R500 000 For JZ’s Ear

by Sep 21, 2010All Articles

By Dominic Mahlangu, Noipone Malefane and Chandre Prince

Business leaders shell out millions to sit with top brass prior to ANC meeting

Mining magnate Patrice Motsepe outbid everyone to secure a seat at President Jacob Zuma’s table at last night’s gala dinner ahead of the ANC’s national general council.

The dinner, at the International Convention Centre in Durban, saw ANC heavyweights ranging from Cabinet ministers to premiers and directors-general share tables with business executives.

The Times understands guests had to fork out R500 000 to secure a seat at the president’s table, but this was no problem for Motsepe and his top executives at African Rainbow Minerals.

Tables with other members of the Cabinet cost more than R100 000, but there was no shortage of takers among the scores of “captains of industry and commerce” at the fundraising function. The Guptas — the wealthy business family with close links to Zuma — sat with former minister in the presidency Essop Pahad and businessman Sandile Zungu.

Zuma used the occasion to urge business to continue funding the ANC, saying the party was pivotal to economic stability and democracy in the country.

“There is therefore nothing wrong with the business sector investing in any party,” he said. ‘‘However, wise business sense tells you that investing in the ANC, which is supported by more than 65% of the population, is good value for your money!”

Zuma said that as much as business would invest in building infrastructure or human resource development, investing in democracy was also healthy as it provided a stable environment in which to do business.

Zuma highlighted the importance of the national general council — the ANC’s five-day policy review meeting — ahead of the party’s
centenary celebrations in 2012, saying the party had to ensure it was “strong, united and focused on achieving its mission of uniting the people of this country and to create a better life for all”.

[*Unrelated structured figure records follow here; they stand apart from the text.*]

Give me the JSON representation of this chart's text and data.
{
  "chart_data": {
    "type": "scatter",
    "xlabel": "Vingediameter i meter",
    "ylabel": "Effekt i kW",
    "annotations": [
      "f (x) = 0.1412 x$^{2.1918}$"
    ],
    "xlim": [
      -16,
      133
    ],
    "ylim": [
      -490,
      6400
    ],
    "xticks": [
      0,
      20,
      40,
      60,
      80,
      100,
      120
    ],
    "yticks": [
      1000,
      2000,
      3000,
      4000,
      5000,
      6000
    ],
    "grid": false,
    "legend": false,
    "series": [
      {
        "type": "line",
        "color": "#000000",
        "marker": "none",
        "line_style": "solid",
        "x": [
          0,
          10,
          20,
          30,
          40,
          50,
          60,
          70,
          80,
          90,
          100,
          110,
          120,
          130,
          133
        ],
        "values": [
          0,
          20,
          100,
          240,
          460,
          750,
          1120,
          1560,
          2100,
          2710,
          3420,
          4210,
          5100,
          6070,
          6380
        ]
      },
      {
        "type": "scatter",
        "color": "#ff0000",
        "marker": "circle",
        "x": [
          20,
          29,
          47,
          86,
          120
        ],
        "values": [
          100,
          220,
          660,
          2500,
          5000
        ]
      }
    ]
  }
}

ANC members from around the country have gathered in Durban, with Zuma under pressure to speed up services to the poor and knives sharpening for youth league president Julius Malema.

The ANC and its alliance partners, Cosatu and the SACP, have asked delegates to focus on policy issues and not leadership squabbles.

But according to a Sunday Times report, the party’s provincial chairmen have had to step in to save Zuma from a humiliating challenge to his leadership.

The move reportedly came after Cosatu general secretary Zwelinzima Vavi blasted the ANC leadership for having “no backbone ” in dealing with Malema.

“All we want them to do is to have a backbone and implement the Polokwane resolutions. When are we going to do away with labour brokers? This paralysis which is caused by young kids must come to an end,” Vavi said at a Cosatu rally in East London on Saturday.

Analyst Thabo Rapoo of the Centre for Policy Studies said the NGC could be a “window ” into what would transpire at the ANC’s elective congress in 2012.

“We have seen President Zuma’s support waning in the past months,” Rapoo said. “This NGC could very well give a window into what is to come in 2012.” During a strike by 1.3 million Cosatu-affiliated publicservice workers in August, Zuma received a string of insults about his three wives, his new fiancée and an illegitimate child he fathered earlier this year.

He has also been under attack by Malema, who at a rally in the Free State last week, urged his members not to follow the example of leaders who took more than one wife. Malema’s comments followed his suggestion that Zuma’s family was amassing wealth, while the poor majority continued to suffer. His comments apparently angered senior ANC members, with the party’s top structures desperate to throw him out. Rapoo said ambitious ANC members, such as Malema, would use the NGC as a lobbying ground to garner support and test policies ahead of 2012. “It will be a testing ground, an opportunity midway from the 2007 conference in Polokwane, for the party’s ambitious future leaders to test their support among the ANC’s key constituencies and to start the party’s next leadership contest,” he said.

For business, the key topic at the NGC will be the call by Cosatu and the youth league to nationalise mines. Cosatu has said the government has been too soft on the mining sector, which has failed to reach transformation targets set out in a 2004 charter. The charter requires companies to sell 15% of their South African assets to black investors by the end of 2009, and 26% by 2014, but so far only 8.9% of mining assets are black-owned. Cosatu has said it will push for a range of other left-leaning economic policies at the NGC, including creating a state-owned bank to cater for the poor, nationalising vital sectors, a more progressive tax system, and abolishing inflation targeting.

Economists have warned that the government does not have the capacity to run a new state-owned entity to oversee nationalised sectors, and that dropping inflation targeting will push inflation higher.

The mining sector pays R32-billion in direct taxes and a large portion of indirect taxes, accounting for 17.3% of total company tax.